We agree this is an anomalous result. (See concurring opinion in Sanders, supra, 489 N.E.2d 125.) Nevertheless it is consistent with a distinction our Supreme Court has drawn between loan receipt agreements and other forms of settlement, American Transport Co. v. Cent. Ind. R.R. Co. (1970), 255 Ind. 319, 264 N.E.2d 64, and thus far has refused to consider. See Sanders, supra; and Duke's GMC, Inc. v. Erskine (1983), Ind. App., 447 N.E.2d 1118 where transfer was denied.

It well may be that a better course would be to insulate the jury from the effects and reasons for settlement with one or more, but less than all the defendants, at least where that information does not bear directly on the bias or prejudice of some witness at the trial. If the purpose of admitting the evidence is to reach the question of an intended satisfaction, then, as in other issues of contract interpretation, that question could be resolved as a matter of law by the court from the language of the document. If the issue is pro tanto payment or full compensation in fact, that could be resolved by the court crediting amounts paid against the verdict without the various risks to the parties that the jury will misuse the information.

We, however, are bound to follow the law just as the trial courts and the litigants must. And our Supreme Court expressly rejected this view and held settlement amounts admissible before the jury in its decision in State v. Ingram (1981), Ind., 427 N.E.2d 444.

Beyond that, our legislature has recently placed its imprimatur upon the presentation of collateral source payments to the jury. See IC XX-X-XX-X. While that statute applies only to actions accruing on or after September 1, 1986, it clearly reveals legislative approval for presenting such evidence to the jury.

Accordingly, we must conclude the court was not in error in permitting the settlement amount to be presented to the jury and that no policy reevaluation is warranted at this time.

We turn then to Manns' contention that having admitted the amount, the court erred when it refused to allow the entire agreement in evidence.
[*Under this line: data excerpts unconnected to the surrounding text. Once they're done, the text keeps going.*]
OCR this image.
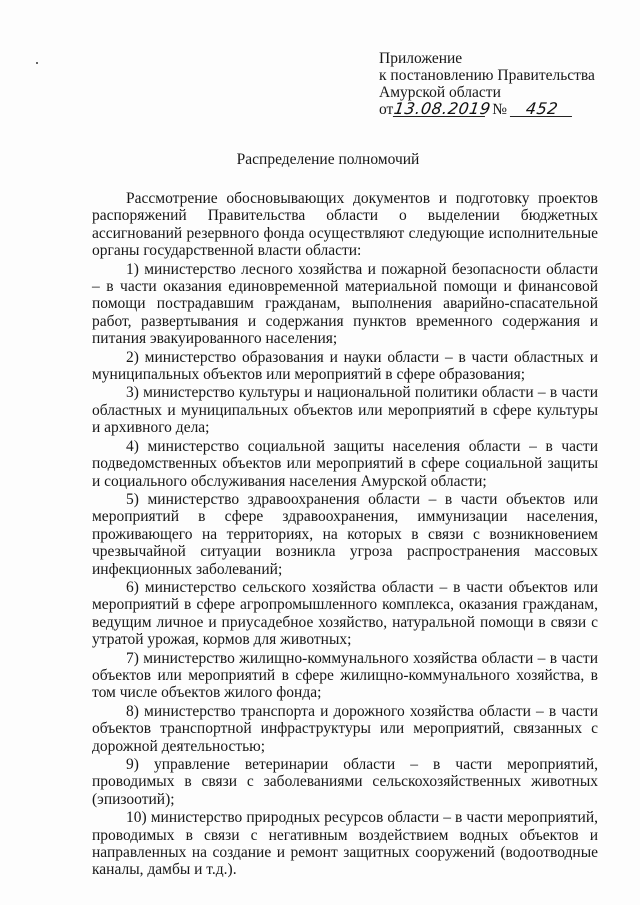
Приложение
к постановлению Правительства
Амурской области
от13.08.2019 № 452
Распределение полномочий

Рассмотрение обосновывающих документов и подготовку проектов распоряжений Правительства области о выделении бюджетных ассигнований резервного фонда осуществляют следующие исполнительные органы государственной власти области:

1) министерство лесного хозяйства и пожарной безопасности области – в части оказания единовременной материальной помощи и финансовой помощи пострадавшим гражданам, выполнения аварийно-спасательной работ, развертывания и содержания пунктов временного содержания и питания эвакуированного населения;

2) министерство образования и науки области – в части областных и муниципальных объектов или мероприятий в сфере образования;

3) министерство культуры и национальной политики области – в части областных и муниципальных объектов или мероприятий в сфере культуры и архивного дела;

4) министерство социальной защиты населения области – в части подведомственных объектов или мероприятий в сфере социальной защиты и социального обслуживания населения Амурской области;

5) министерство здравоохранения области – в части объектов или мероприятий в сфере здравоохранения, иммунизации населения, проживающего на территориях, на которых в связи с возникновением чрезвычайной ситуации возникла угроза распространения массовых инфекционных заболеваний;

6) министерство сельского хозяйства области – в части объектов или мероприятий в сфере агропромышленного комплекса, оказания гражданам, ведущим личное и приусадебное хозяйство, натуральной помощи в связи с утратой урожая, кормов для животных;

7) министерство жилищно-коммунального хозяйства области – в части объектов или мероприятий в сфере жилищно-коммунального хозяйства, в том числе объектов жилого фонда;

8) министерство транспорта и дорожного хозяйства области – в части объектов транспортной инфраструктуры или мероприятий, связанных с дорожной деятельностью;

9) управление ветеринарии области – в части мероприятий, проводимых в связи с заболеваниями сельскохозяйственных животных (эпизоотий);

10) министерство природных ресурсов области – в части мероприятий, проводимых в связи с негативным воздействием водных объектов и направленных на создание и ремонт защитных сооружений (водоотводные каналы, дамбы и т.д.).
We stress that Manns did not offer a redacted version and that the agreement contained references to insurance and representations beneficial to the plaintiff concerning the asserted liability of the state and the extent of plaintiff's damages.

Manns has cited no authority holding such evidence per se admissible either initially or in response to the state's inquiry concerning the amount of the settlement.

In Ingram our Supreme Court sustained the trial court's admission of the balance of the statement on the ground that it was a matter within the trial judge's discretion to allow the evidence in rebuttal to the state's presentation of a portion thereof.

Under Ingram the court here could have allowed the evidence. In the exercise of its discretion, it did not. Manns' argument makes no showing of how that ruling constituted an abuse of discretion and we do not perceive that it did. Nor does the evidence suggest the verdict may have been different had the document been admitted, especially if subjected to some redaction.

The evidence disclosed the collision occurred when an eighty-one year old man, accompanied by his wife, stopped at an intersection and then failed to observe an oncoming motorcycle. As Mr. Hintz testified at trial, "If it had been a car we'd have seen it." Whether he would have or not may be a question relevant to his liability, but the jury could easily have concluded his *337 actions, not those of the state, were the proximate cause of the collision.

Affirmed.

STATON and BUCHANAN, JJ., concur.

NOTES

[1] The decisions also recite that the actual payment constitutes a pro tanto satisfaction of the claim. This, of course, is true but submitting that question to the jury would appear to provide no benefit to a just determination of the case except as the payment may constitute full satisfaction. The court can easily credit partial payments against the amount found due without any of the prejudicial risks involved in bringing the payment before the jury. Since we forbid interrogatories to the jury, how they use the information of a partial payment necessarily remains a matter for speculation.

[2] The court did, of course, credit the settlement amount against the judgment.